Let $X = \{ 0, 1 \}$ and $X^{\mathbb N_0} = \{ x_0 x_1 x_2 \ldots : x_i \in X \}$ be the space of all infinite sequences, then a metric could be defined on it $$ d(u,v) := \frac{1}{2^r} \mbox{ with } r := \min\{ n : u_n \ne v_n \}. $$ Here $d(u,v) < \frac{1}{2^n}$ iff $u,v$ coincide in their first $n$ symbols.

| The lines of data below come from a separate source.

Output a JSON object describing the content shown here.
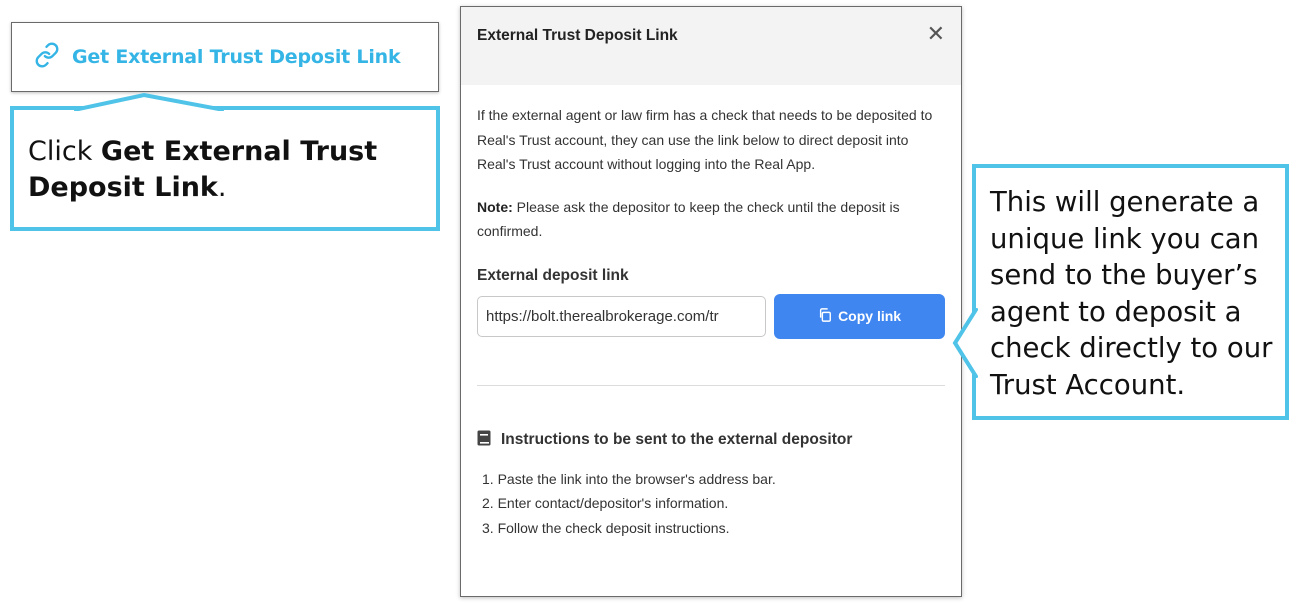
{
  "trigger": {
    "label": "Get External Trust Deposit Link",
    "icon": "link-icon",
    "color": "#35b5e5"
  },
  "callouts": {
    "left": {
      "prefix": "Click ",
      "bold": "Get External Trust Deposit Link",
      "suffix": "."
    },
    "right": {
      "text": "This will generate a unique link you can send to the buyer’s agent to deposit a check directly to our Trust Account."
    },
    "border_color": "#4fc3e8"
  },
  "modal": {
    "title": "External Trust Deposit Link",
    "close_icon": "close-icon",
    "description": "If the external agent or law firm has a check that needs to be deposited to Real's Trust account, they can use the link below to direct deposit into Real's Trust account without logging into the Real App.",
    "note_label": "Note:",
    "note_text": " Please ask the depositor to keep the check until the deposit is confirmed.",
    "field_label": "External deposit link",
    "link_value": "https://bolt.therealbrokerage.com/tr",
    "copy_label": "Copy link",
    "copy_color": "#3f86f0",
    "instructions_title": "Instructions to be sent to the external depositor",
    "instructions": [
      "1. Paste the link into the browser's address bar.",
      "2. Enter contact/depositor's information.",
      "3. Follow the check deposit instructions."
    ]
  }
}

Regarding to this metric we have:

- $U$ is open iff $U = W\cdot X^{\mathbb N_0}$ where $W$ is any collection of finite sequences (i.e. $W \subseteq X^* := X^0 \cup X^1 \cup X^2 \cup \ldots$) and $w \cdot x$ denotes the concatenation of a finite sequence and an infinite sequence $x$, yielding an infinite sequence
- $U$ is closed iff $U$ has the property: if every prefix of a word $u$ is prefix of some word from $U$ then $u \in U$ (because $u \in \overline U$ iff every prefix of $u$ is a prefix of some word of $U$)

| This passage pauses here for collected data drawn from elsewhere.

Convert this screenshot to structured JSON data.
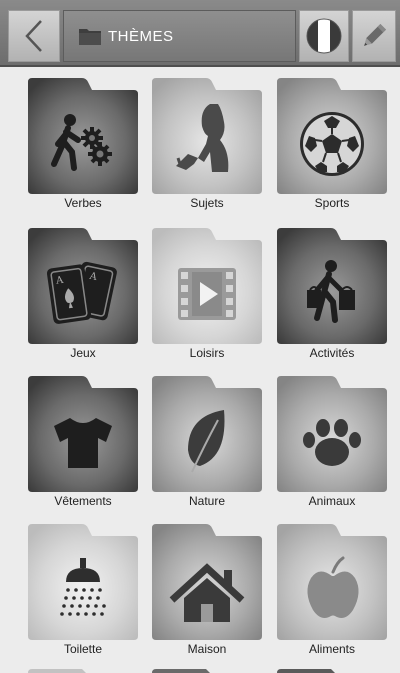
{
  "header": {
    "title": "THÈMES",
    "back_icon": "chevron-left-icon",
    "title_icon": "folder-icon",
    "language_icon": "french-flag-icon",
    "edit_icon": "pencil-icon"
  },
  "themes": [
    {
      "label": "Verbes",
      "icon": "walking-person-gears-icon",
      "shade": "dark"
    },
    {
      "label": "Sujets",
      "icon": "person-pointing-icon",
      "shade": "light"
    },
    {
      "label": "Sports",
      "icon": "soccer-ball-icon",
      "shade": "medium"
    },
    {
      "label": "Jeux",
      "icon": "playing-cards-icon",
      "shade": "dark"
    },
    {
      "label": "Loisirs",
      "icon": "video-film-icon",
      "shade": "pale"
    },
    {
      "label": "Activités",
      "icon": "shopping-person-icon",
      "shade": "dark"
    },
    {
      "label": "Vêtements",
      "icon": "tshirt-icon",
      "shade": "dark"
    },
    {
      "label": "Nature",
      "icon": "leaf-icon",
      "shade": "medium"
    },
    {
      "label": "Animaux",
      "icon": "paw-print-icon",
      "shade": "medium"
    },
    {
      "label": "Toilette",
      "icon": "shower-icon",
      "shade": "pale"
    },
    {
      "label": "Maison",
      "icon": "house-icon",
      "shade": "medium"
    },
    {
      "label": "Aliments",
      "icon": "apple-icon",
      "shade": "light"
    }
  ],
  "colors": {
    "topbar": "#7a7a7a",
    "background": "#ececec",
    "flag_blue": "#3a3a3a",
    "flag_white": "#ffffff",
    "flag_red": "#3a3a3a"
  }
}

- $U$ is clopen iff $U = W \cdot X^{\mathbb N_0}$ where $W$ is any finite collection of finite sequences

And the open balls are the sets of the form $v \cdot X^{\mathbb N_0}$ for some finite sequence $v$. Now this metric could be extended, for this define $I_n(u,v)$ to be true iff every infix up to a length $n$ of $u$ is contained as infix in $v$ and vice verse, namely $$ \begin{array}{lcl} I_n(u,v) & \Leftrightarrow & \forall i \exists j : u_{i+k} = v_{j+k}, k = 0,\ldots,n-1\\ & & \forall i \exists j : v_{i+k} = u_{j+k}, k = 0,\ldots,n-1 . \end{array} $$ and define $$ d'(u,v) := \max\left\{ d(u,v), \frac{1}{2^r} \right\} \mbox{ with } r := \max\{ n : I_n(u,v) \}. $$ Here $d'(u,v) < \frac{1}{2^n}$ iff $u,v$ coincide in all their infixes (including the first $n$ symbols) up to a length of $n$. Now $d(u,v) \le d'(u,v)$, so that convergence in $d'$ implies convergence in $d$, and every set that is open with regard to $d'$ is open with regard to $d$ (and also for closed sets), so that the topology induced by $d'$ is a refinement of the topology induced by $d$. Now I want to get results about the open sets and the topology induced by $d'$, and their relations. I already know that $d'$ is not complete.

In particular what closed sets with regard to $d$ are open with regard to $d'$ (I already know that not all $d$-closed sets are $d'$-open)? Any suggestions or hints how to attack this problem?